Is The Wave your first work to be published? Do you write short fiction as well as longer form?

The Wave is my first full length novel but a few of pieces of my shorter fiction have been  published before.

Last year, Australian publisher InShort published one of my stories The Open Cage as a stand-alone chapbook and Philistine Press also published a short collection of stories Ambi & Anspi and other stories.

My short novella Trade is also available from Createspace.

What gave you the idea to write the novel and what gave you the idea to blend metafiction, historical fiction and screenplay? Tell us a bit about The Wave.

The finished novel came together from a number of different places  but the nucleus of the idea centered around the character μ and his slow dislocation from reality.

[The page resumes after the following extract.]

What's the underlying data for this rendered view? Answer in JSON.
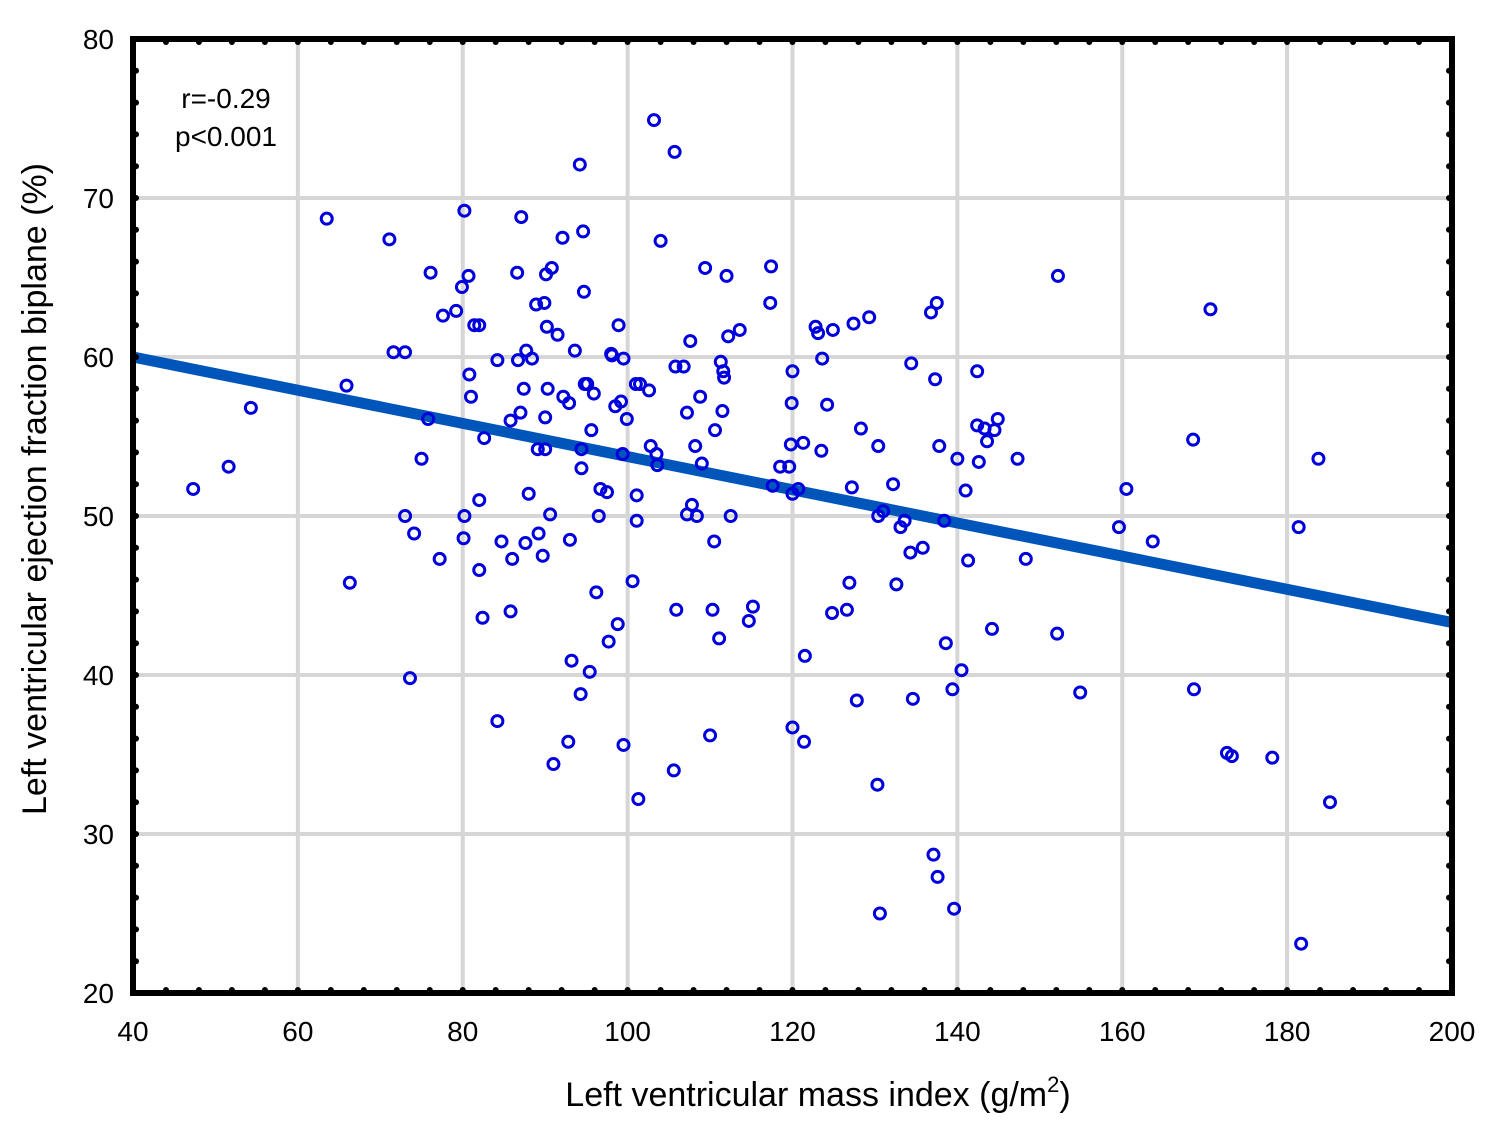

From the start, I wanted to create something that questioned the process of reading and explored this idea of a fictional character crossing over from the real to the unreal while balancing that with real life characters and screenplay elements.

The title itself comes from the concept of a guiding wave, put forward by David Bohm, to describe quantum phenomena. Its a hidden variable theory and suggests that, at a fundamental level, all the interactions in the universe are intimately connected. As such the guiding wave concept tied in with the connections between story and reality I was exploring in the book and this idea of a hidden or implicate order.

How did it feel once the book was finally finished?

It was great to finish the first draft of The Wave but I get a single eureka moment when a piece of writing is ‘done’. Often, the first  draft of a section just fits and there is nothing to change but then again for other sections the writing process is more as Borges described it when he said – ‘I do not write, I rewrite’. Getting that balance is the key to getting something that works I think.